I decided to pull up some data today, expecting to confirm that conclusion. Since 1997, I identified 28 instances in which a manager spent his first full season managing a new club, and that manager had spent a full season managing a different MLB club from 1996 onward. I then compared that team’s Pitcher Abuse Points (PAP) total that season to (i) the manager’s last full season when he did NOT manage that club, and (ii) the team’s last full season when it did NOT have that manager. The idea is to see whether it’s managerial philosophy or team philosophy that drives high pitch counts.
Here are those results.
(Note: Pitcher Abuse Points are denominated in 1000s)
Immediately we identify both some rules and some exceptions. Dusty Baker had extremely high pitch counts with the Cubs in 2003; the same had been true when he was with the Giants in 2002. Francona’s pitch counts, on the other hand, dropped radically in Boston from what they had been in Philadelphia. And then we have Jim Leyland. In 1999, he imported a habit of pitcher abuse from Florida to Colorado, implying managerial responsibility. But by 2006, when he took over the Tigers, he was a careful handler of pitchers, just about as careful as Alan Trammell had been in 2005, implying team responsibility. Overall, the correlation in PAP with the manager’s previous season (for a different team) was .415, and with a team’s previous season (with a different manager) was .416. In other words, responsibility would appear to be a 50:50 proposition, divided right down the middle.
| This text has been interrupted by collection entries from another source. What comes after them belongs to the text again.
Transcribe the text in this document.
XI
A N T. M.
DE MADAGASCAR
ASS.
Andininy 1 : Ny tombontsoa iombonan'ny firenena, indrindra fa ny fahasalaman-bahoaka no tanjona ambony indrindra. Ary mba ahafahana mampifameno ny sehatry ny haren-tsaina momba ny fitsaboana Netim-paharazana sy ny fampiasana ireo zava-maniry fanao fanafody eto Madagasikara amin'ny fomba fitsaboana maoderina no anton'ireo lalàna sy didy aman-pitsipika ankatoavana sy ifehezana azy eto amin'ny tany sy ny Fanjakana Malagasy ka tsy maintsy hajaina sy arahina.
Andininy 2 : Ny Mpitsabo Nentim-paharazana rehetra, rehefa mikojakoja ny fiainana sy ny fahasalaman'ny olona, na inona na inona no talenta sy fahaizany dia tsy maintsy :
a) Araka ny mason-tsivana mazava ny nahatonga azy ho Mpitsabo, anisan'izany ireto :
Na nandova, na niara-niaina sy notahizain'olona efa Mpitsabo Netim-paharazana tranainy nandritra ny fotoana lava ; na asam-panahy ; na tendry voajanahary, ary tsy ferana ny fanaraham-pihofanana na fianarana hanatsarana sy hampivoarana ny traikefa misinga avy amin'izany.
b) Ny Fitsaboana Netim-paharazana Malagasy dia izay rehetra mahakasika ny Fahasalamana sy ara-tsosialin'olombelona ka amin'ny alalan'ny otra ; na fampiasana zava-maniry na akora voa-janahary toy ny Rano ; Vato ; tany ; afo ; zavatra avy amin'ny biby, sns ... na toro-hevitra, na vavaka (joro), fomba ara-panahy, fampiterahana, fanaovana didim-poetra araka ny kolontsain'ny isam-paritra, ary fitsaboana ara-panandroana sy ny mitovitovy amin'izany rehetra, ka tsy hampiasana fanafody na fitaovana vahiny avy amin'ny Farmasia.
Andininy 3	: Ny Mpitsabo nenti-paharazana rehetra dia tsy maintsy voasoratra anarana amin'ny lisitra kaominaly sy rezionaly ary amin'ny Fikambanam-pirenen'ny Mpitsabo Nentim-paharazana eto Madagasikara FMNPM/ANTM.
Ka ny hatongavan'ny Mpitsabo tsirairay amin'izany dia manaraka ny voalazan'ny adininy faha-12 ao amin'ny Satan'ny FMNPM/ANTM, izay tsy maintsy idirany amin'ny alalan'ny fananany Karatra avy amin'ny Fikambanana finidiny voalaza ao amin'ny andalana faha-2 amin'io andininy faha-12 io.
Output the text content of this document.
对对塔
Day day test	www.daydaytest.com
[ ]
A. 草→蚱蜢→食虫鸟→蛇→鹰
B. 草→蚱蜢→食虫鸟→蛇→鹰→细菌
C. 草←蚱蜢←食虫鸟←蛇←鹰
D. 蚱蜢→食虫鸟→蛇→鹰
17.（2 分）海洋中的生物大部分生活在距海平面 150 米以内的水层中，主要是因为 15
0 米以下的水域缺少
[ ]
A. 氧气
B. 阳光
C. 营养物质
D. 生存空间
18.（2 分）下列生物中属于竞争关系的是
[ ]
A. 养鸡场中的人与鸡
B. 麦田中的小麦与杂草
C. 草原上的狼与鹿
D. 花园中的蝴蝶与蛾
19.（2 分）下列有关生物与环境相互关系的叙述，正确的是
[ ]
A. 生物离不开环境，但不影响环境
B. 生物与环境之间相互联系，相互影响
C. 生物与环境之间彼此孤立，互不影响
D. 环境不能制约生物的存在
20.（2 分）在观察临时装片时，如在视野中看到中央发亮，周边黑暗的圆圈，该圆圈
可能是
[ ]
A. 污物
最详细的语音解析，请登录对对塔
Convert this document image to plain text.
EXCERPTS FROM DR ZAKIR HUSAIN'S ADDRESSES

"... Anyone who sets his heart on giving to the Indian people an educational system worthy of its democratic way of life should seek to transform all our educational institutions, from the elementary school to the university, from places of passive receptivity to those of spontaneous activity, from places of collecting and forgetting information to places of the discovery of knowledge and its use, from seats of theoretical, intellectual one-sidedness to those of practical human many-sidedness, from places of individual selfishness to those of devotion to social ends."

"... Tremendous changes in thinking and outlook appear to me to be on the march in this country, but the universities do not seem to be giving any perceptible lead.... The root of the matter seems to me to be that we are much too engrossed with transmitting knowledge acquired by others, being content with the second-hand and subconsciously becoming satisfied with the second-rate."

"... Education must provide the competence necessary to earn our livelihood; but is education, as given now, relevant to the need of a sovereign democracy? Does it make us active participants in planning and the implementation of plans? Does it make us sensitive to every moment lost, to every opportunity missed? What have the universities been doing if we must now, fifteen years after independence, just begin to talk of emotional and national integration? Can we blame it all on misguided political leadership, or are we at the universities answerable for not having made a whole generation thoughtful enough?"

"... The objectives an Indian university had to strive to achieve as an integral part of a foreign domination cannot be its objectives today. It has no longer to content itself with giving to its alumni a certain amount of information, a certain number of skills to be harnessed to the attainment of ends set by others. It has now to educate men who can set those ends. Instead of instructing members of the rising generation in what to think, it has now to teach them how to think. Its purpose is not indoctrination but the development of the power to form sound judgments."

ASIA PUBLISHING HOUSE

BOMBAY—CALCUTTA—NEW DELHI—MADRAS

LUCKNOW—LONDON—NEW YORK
Pitcher usage patterns have changed significantly within the past decade, however, and this has the potential to skew the results. In 1996, the average team accumulated about 430,000 Pitcher Abuse Points; by 2007, that total was down to 97,000. So I re-ran this data on a normalized basis, adjusting the PAP totals for the average and standard deviation of the year in question. Dusty Baker’s performance with the 2003 Cubs, for example, now registers as a +3.32, meaning three-plus standard deviations above the norm (still very high, in other words). Here is what that data looks like:
This presents a rather different picture. The correlation in PAP with the manager’s previous season now increases slightly to .451. However, the correlation with the team’s previous season under different management falls to .138, meaning that it barely registers. In fact, if we put both variables into a regression analysis, we find that the team variable is no longer statistically significant. Only the manager’s preferences–and the norms of the era–seem to count.
So empirically, most of the responsibility for pitcher usage does fall on the shoulders of the manager, which means that now might be a good time to trade Homer Bailey in a fantasy league. The moral responsibility, however, might be another matter. It is organizations, after all, who are responsible for hiring their managers. And when you hire a manager like Dusty Baker, one of two things ought to be true: either you’ve considered his philosophy on pitch counts and signed off on it, or you’ve given him the “Birds, Bees and Labrums” lecture and expect him to change his ways. If the careers of Bailey and Cueto are ruined by high pitch counts, it will be Dusty who pulled the trigger–but the Reds who hired the assassin.